Xaw-Market-Ancient Monsters-
Wizardry-Ghosts of the Coming War
Ruth
Through the Window of the shop at No. 37, Ruth watched Arjun walk away down the Street. In the thick whorled glass of the windows his body blurred, twisted, was soon a black angular refraction indistinguishable from the trees or the lampposts. The curve of the Street took him out of sight entirely. Seized by a sudden excitement Ruth ran upstairs to the window of the third-floor bathroom, which looked over No. 39’s roof, and allowed a view of a tiny vulnerable figure that might have been Arjun passing south off the Street across the little patch of waste-ground behind No. 92, and under a yellow sky bruised by grey clouds.
The bathroom was, she noticed, appallingly dusty. “Not been up here in ages.” Her voice echoed. The Dad had been an overambitious builder; the house was too large, too full of empty spaces, too full of drafts and dust.
Ruth considered cleaning—she was too restless.
Instead she wound up one of the music-machines to play a shimmering soulful number by the Pullman & Jones Band, and smoked one and then another of the pungent xaw cigarettes. The music built from minor to major, to a crescendo of trumpets. Her senses sharpened by the xaw, it seemed the air filled with sudden brightness. She adjusted the needle and played it again. The afternoon sky darkened.
The room was full of ghosts.
For instance the music-machine, which operated according to forgotten principles, and could no longer be manufactured, had been rescued by Ivy and their father from a rubbish-tip.

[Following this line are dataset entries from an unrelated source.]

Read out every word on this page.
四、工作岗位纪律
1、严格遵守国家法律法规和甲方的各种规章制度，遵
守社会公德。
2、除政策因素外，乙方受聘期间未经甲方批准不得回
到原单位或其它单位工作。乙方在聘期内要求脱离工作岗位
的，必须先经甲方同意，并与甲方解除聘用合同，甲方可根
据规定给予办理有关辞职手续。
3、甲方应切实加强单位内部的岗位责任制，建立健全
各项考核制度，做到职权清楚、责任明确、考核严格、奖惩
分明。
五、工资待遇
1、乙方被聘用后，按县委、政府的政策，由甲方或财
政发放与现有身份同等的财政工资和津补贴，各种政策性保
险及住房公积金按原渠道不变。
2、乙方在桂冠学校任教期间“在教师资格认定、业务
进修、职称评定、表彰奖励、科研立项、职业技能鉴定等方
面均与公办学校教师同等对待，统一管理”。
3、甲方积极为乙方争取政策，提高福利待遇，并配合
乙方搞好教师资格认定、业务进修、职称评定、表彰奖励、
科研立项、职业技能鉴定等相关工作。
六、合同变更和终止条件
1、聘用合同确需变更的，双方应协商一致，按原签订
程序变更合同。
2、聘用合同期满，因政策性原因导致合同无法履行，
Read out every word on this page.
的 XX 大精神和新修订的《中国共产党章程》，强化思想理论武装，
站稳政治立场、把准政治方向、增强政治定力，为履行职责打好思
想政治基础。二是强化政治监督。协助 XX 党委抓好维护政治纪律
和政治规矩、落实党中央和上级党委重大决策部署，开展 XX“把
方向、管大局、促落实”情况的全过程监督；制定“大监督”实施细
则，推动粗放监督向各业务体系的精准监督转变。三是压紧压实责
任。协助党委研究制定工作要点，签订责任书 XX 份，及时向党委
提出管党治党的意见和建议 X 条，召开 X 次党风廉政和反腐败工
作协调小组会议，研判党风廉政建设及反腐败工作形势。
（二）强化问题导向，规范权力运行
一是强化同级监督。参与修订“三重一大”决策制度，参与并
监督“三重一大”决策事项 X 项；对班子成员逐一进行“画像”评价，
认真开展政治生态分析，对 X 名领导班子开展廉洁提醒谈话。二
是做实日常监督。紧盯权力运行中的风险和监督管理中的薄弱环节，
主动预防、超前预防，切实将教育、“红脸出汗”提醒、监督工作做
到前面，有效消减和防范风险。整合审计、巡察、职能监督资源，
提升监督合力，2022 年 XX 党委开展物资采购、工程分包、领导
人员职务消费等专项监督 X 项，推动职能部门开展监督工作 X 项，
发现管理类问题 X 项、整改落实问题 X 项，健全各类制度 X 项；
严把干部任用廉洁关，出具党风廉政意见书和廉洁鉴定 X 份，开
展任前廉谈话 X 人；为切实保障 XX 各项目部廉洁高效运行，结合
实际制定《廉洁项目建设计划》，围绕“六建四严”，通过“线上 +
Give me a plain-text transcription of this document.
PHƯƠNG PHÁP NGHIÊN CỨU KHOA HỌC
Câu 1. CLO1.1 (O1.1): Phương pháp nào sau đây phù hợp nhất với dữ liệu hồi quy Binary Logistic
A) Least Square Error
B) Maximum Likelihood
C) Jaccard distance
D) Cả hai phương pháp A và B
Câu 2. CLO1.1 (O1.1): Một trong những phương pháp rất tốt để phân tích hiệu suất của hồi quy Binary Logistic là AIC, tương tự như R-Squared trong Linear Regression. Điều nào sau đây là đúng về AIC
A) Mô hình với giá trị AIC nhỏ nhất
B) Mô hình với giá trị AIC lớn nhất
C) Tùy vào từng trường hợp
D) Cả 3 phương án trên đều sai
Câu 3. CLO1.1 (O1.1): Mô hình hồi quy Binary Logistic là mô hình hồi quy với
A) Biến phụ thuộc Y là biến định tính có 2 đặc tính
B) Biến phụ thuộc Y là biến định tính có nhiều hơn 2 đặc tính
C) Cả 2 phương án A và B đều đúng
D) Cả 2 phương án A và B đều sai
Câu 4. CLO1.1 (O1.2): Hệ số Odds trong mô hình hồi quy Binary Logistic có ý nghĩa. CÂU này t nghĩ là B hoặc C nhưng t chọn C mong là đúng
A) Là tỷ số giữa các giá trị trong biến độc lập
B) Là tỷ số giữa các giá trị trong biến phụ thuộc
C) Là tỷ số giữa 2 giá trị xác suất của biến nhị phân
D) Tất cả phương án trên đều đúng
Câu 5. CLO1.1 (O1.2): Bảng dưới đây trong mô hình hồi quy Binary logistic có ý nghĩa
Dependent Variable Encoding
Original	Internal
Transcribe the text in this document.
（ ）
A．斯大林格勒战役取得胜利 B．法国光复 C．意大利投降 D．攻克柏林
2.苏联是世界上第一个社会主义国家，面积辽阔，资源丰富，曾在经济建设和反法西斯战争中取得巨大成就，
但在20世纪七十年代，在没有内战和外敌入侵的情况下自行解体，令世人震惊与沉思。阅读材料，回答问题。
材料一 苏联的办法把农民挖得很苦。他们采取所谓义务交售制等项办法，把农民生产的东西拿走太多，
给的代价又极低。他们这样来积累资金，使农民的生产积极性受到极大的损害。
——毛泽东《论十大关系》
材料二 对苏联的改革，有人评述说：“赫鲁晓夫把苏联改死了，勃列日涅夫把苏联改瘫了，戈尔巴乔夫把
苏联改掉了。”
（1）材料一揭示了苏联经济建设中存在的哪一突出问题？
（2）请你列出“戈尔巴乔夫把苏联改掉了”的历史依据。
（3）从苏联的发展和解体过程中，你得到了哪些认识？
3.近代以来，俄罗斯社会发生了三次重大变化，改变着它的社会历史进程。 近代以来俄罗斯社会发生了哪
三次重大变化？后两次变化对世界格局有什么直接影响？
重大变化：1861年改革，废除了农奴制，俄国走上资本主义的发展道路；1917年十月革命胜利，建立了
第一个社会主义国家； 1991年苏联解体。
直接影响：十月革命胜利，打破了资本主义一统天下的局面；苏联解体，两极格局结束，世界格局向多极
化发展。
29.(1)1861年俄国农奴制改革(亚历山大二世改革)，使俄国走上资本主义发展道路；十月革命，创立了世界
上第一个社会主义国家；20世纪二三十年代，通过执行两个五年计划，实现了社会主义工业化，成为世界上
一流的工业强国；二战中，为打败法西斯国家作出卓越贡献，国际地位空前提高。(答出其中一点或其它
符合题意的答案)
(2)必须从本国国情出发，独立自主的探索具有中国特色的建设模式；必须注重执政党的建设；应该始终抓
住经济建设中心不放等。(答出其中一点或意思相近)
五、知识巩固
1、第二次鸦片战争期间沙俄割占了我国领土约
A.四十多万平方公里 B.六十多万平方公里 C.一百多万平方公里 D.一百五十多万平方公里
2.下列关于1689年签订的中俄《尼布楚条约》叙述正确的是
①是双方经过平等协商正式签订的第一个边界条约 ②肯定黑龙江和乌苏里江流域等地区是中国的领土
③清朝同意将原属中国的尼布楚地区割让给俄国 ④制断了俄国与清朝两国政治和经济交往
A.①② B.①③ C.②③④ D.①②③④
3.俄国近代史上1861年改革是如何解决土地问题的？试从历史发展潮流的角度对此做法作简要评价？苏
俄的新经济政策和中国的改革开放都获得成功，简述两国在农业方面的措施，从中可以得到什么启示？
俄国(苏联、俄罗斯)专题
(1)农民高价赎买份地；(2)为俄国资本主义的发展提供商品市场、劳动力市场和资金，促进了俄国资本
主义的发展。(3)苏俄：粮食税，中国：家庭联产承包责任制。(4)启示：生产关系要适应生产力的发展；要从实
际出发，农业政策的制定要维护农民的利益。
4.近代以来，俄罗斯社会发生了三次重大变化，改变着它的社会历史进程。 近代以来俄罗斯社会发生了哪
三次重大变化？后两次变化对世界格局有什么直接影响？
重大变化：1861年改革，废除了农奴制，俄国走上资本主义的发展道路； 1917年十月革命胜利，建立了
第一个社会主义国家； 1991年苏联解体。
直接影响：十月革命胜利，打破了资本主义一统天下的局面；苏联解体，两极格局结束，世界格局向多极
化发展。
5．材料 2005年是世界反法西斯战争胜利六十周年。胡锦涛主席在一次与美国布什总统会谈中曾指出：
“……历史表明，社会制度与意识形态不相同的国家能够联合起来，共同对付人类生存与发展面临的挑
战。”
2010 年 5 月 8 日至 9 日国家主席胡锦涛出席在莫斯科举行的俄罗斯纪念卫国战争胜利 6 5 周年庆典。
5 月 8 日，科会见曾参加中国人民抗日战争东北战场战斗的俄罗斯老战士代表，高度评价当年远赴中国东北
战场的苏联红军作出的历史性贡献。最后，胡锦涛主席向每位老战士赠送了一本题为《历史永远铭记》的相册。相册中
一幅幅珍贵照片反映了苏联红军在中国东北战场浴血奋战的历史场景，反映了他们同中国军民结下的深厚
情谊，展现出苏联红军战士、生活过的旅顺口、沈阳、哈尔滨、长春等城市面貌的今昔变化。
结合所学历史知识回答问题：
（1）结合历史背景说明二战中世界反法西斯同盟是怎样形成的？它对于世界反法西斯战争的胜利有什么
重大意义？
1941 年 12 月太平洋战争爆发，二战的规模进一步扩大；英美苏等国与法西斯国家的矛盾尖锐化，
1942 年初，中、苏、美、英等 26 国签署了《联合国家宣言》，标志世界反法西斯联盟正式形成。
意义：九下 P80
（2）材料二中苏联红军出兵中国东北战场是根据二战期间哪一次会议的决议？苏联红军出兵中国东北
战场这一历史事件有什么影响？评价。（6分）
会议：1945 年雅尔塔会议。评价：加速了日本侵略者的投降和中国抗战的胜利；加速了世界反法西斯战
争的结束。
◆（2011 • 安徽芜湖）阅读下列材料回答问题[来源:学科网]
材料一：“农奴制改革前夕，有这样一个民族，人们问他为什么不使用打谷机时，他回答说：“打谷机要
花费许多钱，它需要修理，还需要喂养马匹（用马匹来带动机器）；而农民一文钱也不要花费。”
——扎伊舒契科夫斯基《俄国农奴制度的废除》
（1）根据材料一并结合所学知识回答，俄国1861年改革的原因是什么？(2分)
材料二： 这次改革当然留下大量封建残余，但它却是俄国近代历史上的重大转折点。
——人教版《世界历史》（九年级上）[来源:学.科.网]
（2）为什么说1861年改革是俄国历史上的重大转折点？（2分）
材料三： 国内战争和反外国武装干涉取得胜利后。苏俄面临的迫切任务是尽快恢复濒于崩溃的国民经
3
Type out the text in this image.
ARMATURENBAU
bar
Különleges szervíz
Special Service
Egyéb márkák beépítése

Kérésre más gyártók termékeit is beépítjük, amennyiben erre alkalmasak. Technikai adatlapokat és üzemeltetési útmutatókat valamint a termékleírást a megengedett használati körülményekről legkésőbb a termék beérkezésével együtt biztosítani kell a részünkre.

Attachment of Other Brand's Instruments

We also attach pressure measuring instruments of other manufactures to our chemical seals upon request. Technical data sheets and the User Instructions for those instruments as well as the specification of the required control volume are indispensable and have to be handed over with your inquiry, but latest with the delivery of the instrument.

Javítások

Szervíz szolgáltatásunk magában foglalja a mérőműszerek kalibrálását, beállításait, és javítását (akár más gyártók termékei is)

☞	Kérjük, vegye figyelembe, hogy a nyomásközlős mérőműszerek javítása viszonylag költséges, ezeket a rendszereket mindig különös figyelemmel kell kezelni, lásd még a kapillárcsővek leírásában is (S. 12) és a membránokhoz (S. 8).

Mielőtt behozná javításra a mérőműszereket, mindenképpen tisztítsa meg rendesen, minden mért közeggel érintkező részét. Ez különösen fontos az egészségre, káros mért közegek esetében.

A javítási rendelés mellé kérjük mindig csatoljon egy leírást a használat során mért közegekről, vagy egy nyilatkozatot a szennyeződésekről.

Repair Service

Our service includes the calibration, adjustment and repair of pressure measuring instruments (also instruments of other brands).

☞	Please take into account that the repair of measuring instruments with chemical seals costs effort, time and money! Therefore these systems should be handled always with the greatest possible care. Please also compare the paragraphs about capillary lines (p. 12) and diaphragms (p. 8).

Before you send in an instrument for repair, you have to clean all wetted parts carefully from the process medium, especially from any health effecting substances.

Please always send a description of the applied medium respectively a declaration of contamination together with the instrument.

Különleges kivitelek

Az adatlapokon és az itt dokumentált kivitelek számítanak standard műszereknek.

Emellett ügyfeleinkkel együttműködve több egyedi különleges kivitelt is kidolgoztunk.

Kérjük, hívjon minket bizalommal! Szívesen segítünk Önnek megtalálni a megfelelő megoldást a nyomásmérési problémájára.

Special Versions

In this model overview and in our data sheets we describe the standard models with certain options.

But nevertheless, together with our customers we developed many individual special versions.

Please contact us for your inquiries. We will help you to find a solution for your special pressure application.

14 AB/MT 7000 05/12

Ruth had rescued the music herself; the record had been part of a lot to be destroyed by the Know-Nothings, but she had been friends with one of the guards at school and had been able to persuade him to let her salvage as much as she could fit under her coat. No one remembered who the Pullman & Jones Band was. The record’s sepia-toned sleeve showed a group of smiling young people, mostly black, men in pinstripe suits and women in dark dresses, in a lush park, in front of an unrecognizable city of domed and glittering buildings. She was achingly proud of having saved them from the fire.